I believe the biggest key to this game will be whether or not the Lions can stop the 49ers rushing attack. The Niners are very much so a run-heavy offense, ranking sixth in the NFL in rushing attempts while ranking dead last in the league in passing attempts. Overall, they have run the ball 53 percent of the time this season and have controlled the clock by holding on to the ball for just over 31 minutes, which ranks them eighth in the league for time of possession. All of this also means that the Lions offense will need to capitalize on any possessions that they do get because the Niners will not give them as many opportunities as the Vikings, Cowboys or Bears did.
The good thing for the Lions is that the 49ers have only averaged four yards per run just like them, which means they haven’t been super successful running the ball. It is still a rushing attack that needs to be respected, but it can be stopped by a Lions run D that has only allowed one 100-yard rusher so far this season. The other key stat to keep in mind that that the 49ers have allowed 14 sacks so far this season (tied for eighth most in the league) despite passing the least of any team in the league. All of that could very well mean that the 49ers offensive line hasn’t been nearly as good as they need to be.

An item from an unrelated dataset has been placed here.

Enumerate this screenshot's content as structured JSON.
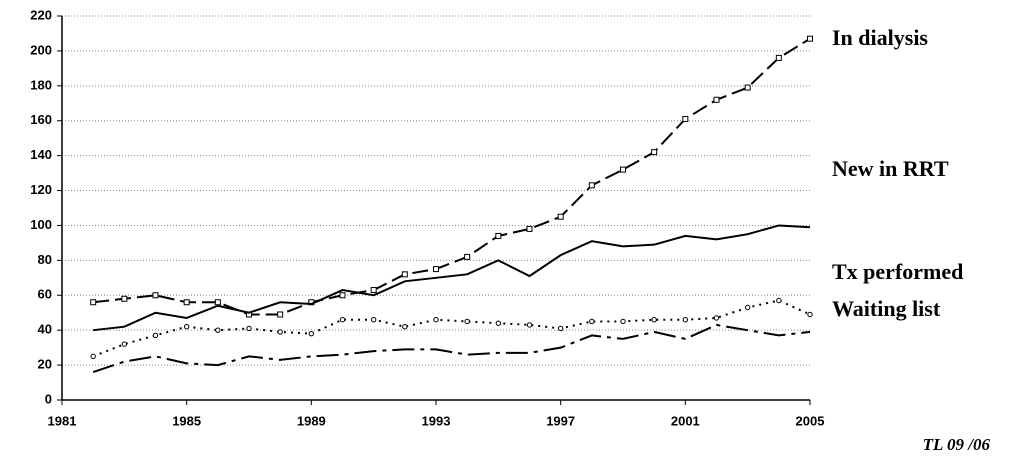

All in all, the Niners offense reminds me a lot of the Vikings: a unit with a great running back, a mobile quarterback with two talented tight ends, no great receiving threats, and a suspect offensive line. With that said, remember that the Vikings offense put up 23 points against the Lions in Week 3, so the 49ers definitely have the necessary pieces to beat Lions on the road. However, I like the Lions chances at home, and I think they will hold the San Francisco offense under 20 points.